The cross training is either bike or the rowing machine, doing interval workouts for both, with the bonus of it being non-impact. Half an hour on such hard seats can make your bum "go to sleep" however. Once done and standing, the "waking up" can manifest itself in a specific way for men, so wear loose shorts.
In contrast to other books, there's a passage on strength training too, although the timing is left up to you. The routine is also designed to be done in a specific order. One exercise I can barely do, so progress will be easy to spot. I replace the rather ineffectual clamshells with side-lying hip abduction, lifting a straight leg up and slightly back. The Masterplan
If the weather's not too bad, I might first of all talk myself into the final MEC race in Calgary on November 22. It's a 5, a 10, or a 15k. If I did the 15, it'd be a guaranteed PB. Otherwise, I will do the 5, and go for another sub-20. PB is currently 19:18, which I don't anticipate being able to get near.

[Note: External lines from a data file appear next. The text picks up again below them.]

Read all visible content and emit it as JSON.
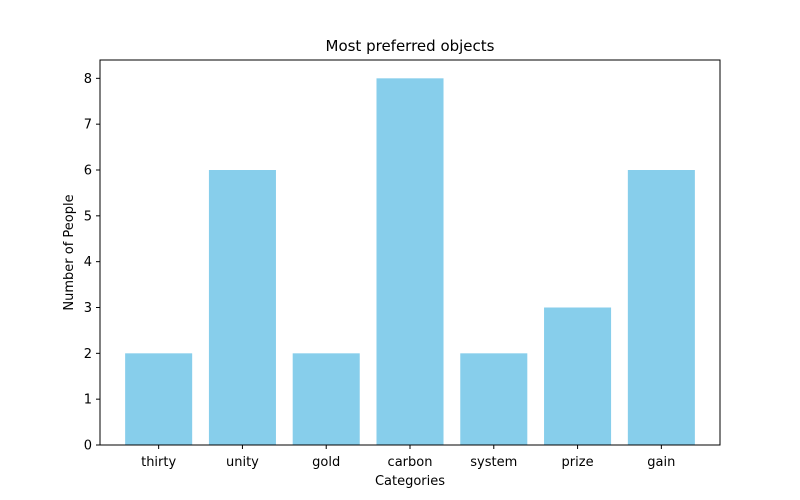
{
  "chart_data": {
    "type": "bar",
    "title": "Most preferred objects",
    "xlabel": "Categories",
    "ylabel": "Number of People",
    "categories": [
      "thirty",
      "unity",
      "gold",
      "carbon",
      "system",
      "prize",
      "gain"
    ],
    "values": [
      2,
      6,
      2,
      8,
      2,
      3,
      6
    ],
    "ylim": [
      0,
      8.4
    ],
    "yticks": [
      0,
      1,
      2,
      3,
      4,
      5,
      6,
      7,
      8
    ],
    "grid": false,
    "bar_color": "#87ceeb"
  }
}
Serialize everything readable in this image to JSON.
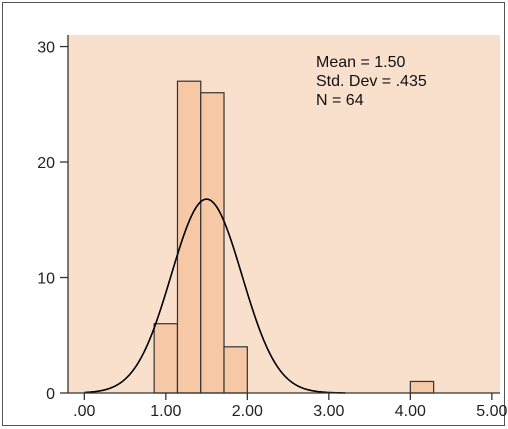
{
  "chart_data": {
    "type": "bar",
    "subtype": "histogram",
    "title": "",
    "xlabel": "",
    "ylabel": "",
    "xlim": [
      -0.2,
      5.1
    ],
    "ylim": [
      0,
      31
    ],
    "x_ticks": [
      0,
      1,
      2,
      3,
      4,
      5
    ],
    "x_tick_labels": [
      ".00",
      "1.00",
      "2.00",
      "3.00",
      "4.00",
      "5.00"
    ],
    "y_ticks": [
      0,
      10,
      20,
      30
    ],
    "y_tick_labels": [
      "0",
      "10",
      "20",
      "30"
    ],
    "bin_width": 0.286,
    "bins": [
      {
        "start": 0.857,
        "end": 1.143,
        "count": 6
      },
      {
        "start": 1.143,
        "end": 1.429,
        "count": 27
      },
      {
        "start": 1.429,
        "end": 1.714,
        "count": 26
      },
      {
        "start": 1.714,
        "end": 2.0,
        "count": 4
      },
      {
        "start": 4.0,
        "end": 4.286,
        "count": 1
      }
    ],
    "normal_curve": {
      "mean": 1.5,
      "std": 0.435,
      "n": 64
    },
    "annotations": [
      "Mean = 1.50",
      "Std. Dev = .435",
      "N = 64"
    ],
    "colors": {
      "plot_background": "#f8e0cd",
      "bar_fill": "#f6c8a6",
      "bar_stroke": "#333333",
      "curve": "#000000",
      "axis": "#333333"
    },
    "grid": false,
    "legend": "none"
  }
}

As a buildup to the 16 week marathon training plan, I'm going to follow the 12 week 10k training plan. That means starting in mid-November. On the way, there's Christmas turkeyfication and the Resolution Run on New Year's Eve. A month into the marathon training plan itself, there'll be the Saint Patrick's race. I didn't do it this year, and missed the atmosphere. The 5k will give me a good race fix even if the weather is a lottery. The faster ones might fall over and let me win too.
After that, it's the Calgary Marathon build up. I'm curious to see how well this new program works, otherwise I'd be doing the Half this time round. That 3:10 barrier is still standing, along with the fact that I've had to stop and stretch in all 4 of the marathons I've done.